Quando, em uma tarde fria de outono em 1937, o engenheiro de armamentos alemão, marido traidor e espião Edvard Uhl chegou a Varsóvia para um encontro regado a champanhe e espionagem com uma encantadora condessa polaca, a capital cintilante mas condenada estava desfrutando de um momento final de paz.
"Acima da cidade, o céu estava em guerra", escreve o romancista Alan Furst na abertura de "The Spies of Warsaw" (Random House), o mais recente de seus dez romances de espionagem, tensos e ricos em atmosfera, que se passam na Segunda Guerra Mundial.
Por ora, é apenas uma tempestade em formação: duas frentes agourentas, uma vindo da Alemanha, a outra se estendendo por todo o leste até a Rússia, estão prestes a colidir sobre a capital polaca. Mas a atmosfera carregada, que logo trará o Armageddon a Varsóvia, apenas serve para aumentar a excitação do obstinado Uhl e da condessa, ela também uma espiã e, como Uhl, uma personagem menor chave, retratada ricamente, que ajuda a mover a ação.
Os dois primeiro se conhecem em um pequeno restaurante alemão e, após manobras hábeis por parte da condessa, eles se veem em Varsóvia, no elegante salão de jantar do Hotel Europejski duas semanas depois, onde bebem champanhe e comem lagosta. E então, "após o bolo de creme", escreve Furst, "eles sobem".
O autor deixa o que se segue para a imaginação habilmente provocada do leitor. Mas o cenário para as intrigas de seus espiões -os bulevares arborizados, grandes salões de baile, cafés românticos, bares animados e ruas sinistras de uma cidade à beira da catástrofe -é descrito de forma vívida. Ele também fornece uma ajuda visual magnífica no início do livro: um mapa de Varsóvia antes da destruição. Onde a ficção se mistura com história, o mapa sobrepõe uma à outra, para que os visitantes modernos possam seguir os passos dos personagens de Furst pelas ruas da Varsóvia pré-guerra.

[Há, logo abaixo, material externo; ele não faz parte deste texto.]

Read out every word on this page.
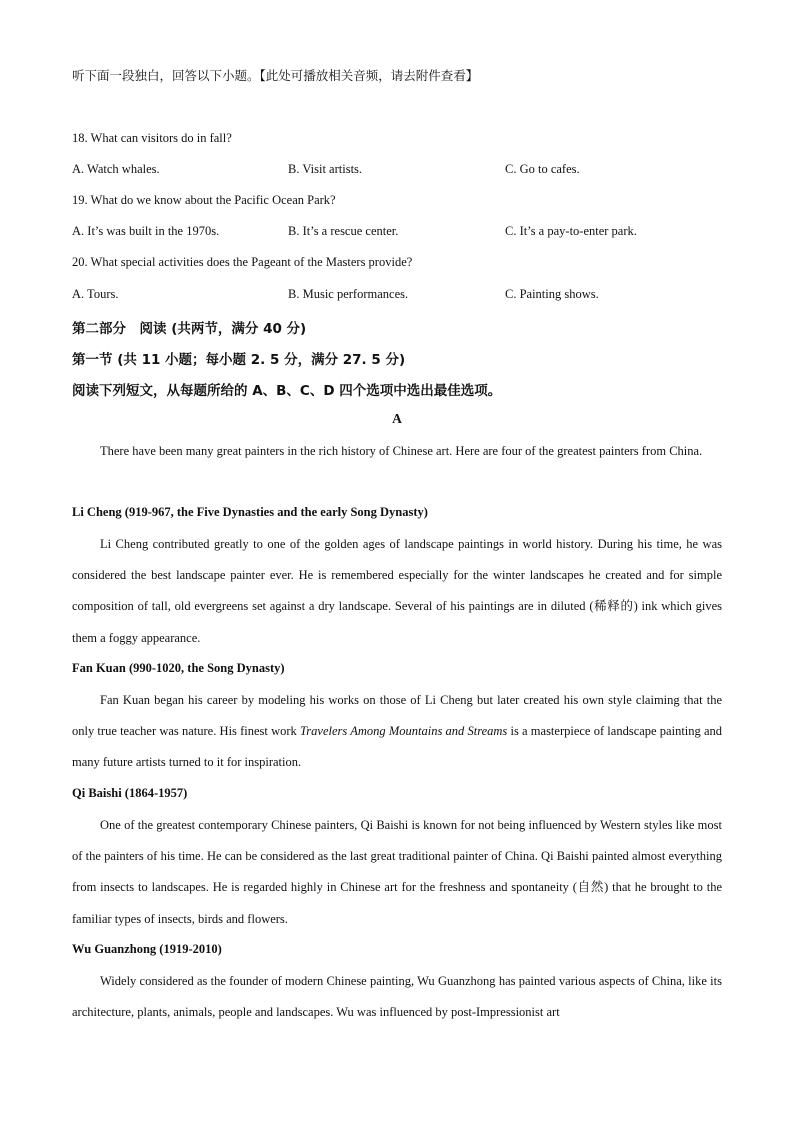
听下面一段独白，回答以下小题。【此处可播放相关音频，请去附件查看】
18. What can visitors do in fall?
A. Watch whales.	B. Visit artists.	C. Go to cafes.
19. What do we know about the Pacific Ocean Park?
A. It’s was built in the 1970s.	B. It’s a rescue center.	C. It’s a pay-to-enter park.
20. What special activities does the Pageant of the Masters provide?
A. Tours.	B. Music performances.	C. Painting shows.
第二部分　阅读 (共两节，满分 40 分)
第一节 (共 11 小题；每小题 2. 5 分，满分 27. 5 分)
阅读下列短文，从每题所给的 A、B、C、D 四个选项中选出最佳选项。
A
There have been many great painters in the rich history of Chinese art. Here are four of the greatest painters from China.
Li Cheng (919-967, the Five Dynasties and the early Song Dynasty)
Li Cheng contributed greatly to one of the golden ages of landscape paintings in world history. During his time, he was considered the best landscape painter ever. He is remembered especially for the winter landscapes he created and for simple composition of tall, old evergreens set against a dry landscape. Several of his paintings are in diluted (稀释的) ink which gives them a foggy appearance.
Fan Kuan (990-1020, the Song Dynasty)
Fan Kuan began his career by modeling his works on those of Li Cheng but later created his own style claiming that the only true teacher was nature. His finest work Travelers Among Mountains and Streams is a masterpiece of landscape painting and many future artists turned to it for inspiration.
Qi Baishi (1864-1957)
One of the greatest contemporary Chinese painters, Qi Baishi is known for not being influenced by Western styles like most of the painters of his time. He can be considered as the last great traditional painter of China. Qi Baishi painted almost everything from insects to landscapes. He is regarded highly in Chinese art for the freshness and spontaneity (自然) that he brought to the familiar types of insects, birds and flowers.
Wu Guanzhong (1919-2010)
Widely considered as the founder of modern Chinese painting, Wu Guanzhong has painted various aspects of China, like its architecture, plants, animals, people and landscapes. Wu was influenced by post-Impressionist art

"Há algo na cidade e na Polônia que considero magnético", disse Furst de sua casa em Sag Harbor, Nova York, às vésperas do lançamento em "paperback" (edição capa mole) de "The Spies of Warsaw", meses atrás.
"Apesar de Varsóvia ter sido completamente destruída na Segunda Guerra Mundial, seu passado ainda está vivo. Ele está lá... é possível senti-lo quando se está na Cidade Velha e olhando para o Vístula, vendo o rio cortando a cidade. É como olhar para a história."
Muitas cidades europeias sofreram com as conflagrações e misérias causadas por Adolf Hitler há 70 verões, mas nenhuma mais que Varsóvia -a primeira cidade que ele bombardeou e a última que ele destruiu. Uma bela cidade no coração de uma planície frutífera, ela não tinha cadeias de montanhas ou oceanos para conter os ataques. Com apenas duas estradas lamacentas como "barreira sazonal contra a expansão alemão", como escreve Furst, Varsóvia foi um primeiro alvo fácil para a blitzkrieg nazista não provocada que deu início à Segunda Guerra Mundial, em 1º de setembro de 1939.
Cinco anos depois, em um último ato épico de ódio, um Hitler derrotado ordenou a destruição sistemática de Varsóvia. A cidade foi incendiada, bombardeada e dinamitada até virar escombros. Foi a brutalidade final de Hitler contra uma cidade já condenada como área de execução de um genocídio. Seis milhões de polacos foram assassinados - e judeus e não-judeus morreram em número aproximadamente igual - e seus fantasmas estão por toda parte.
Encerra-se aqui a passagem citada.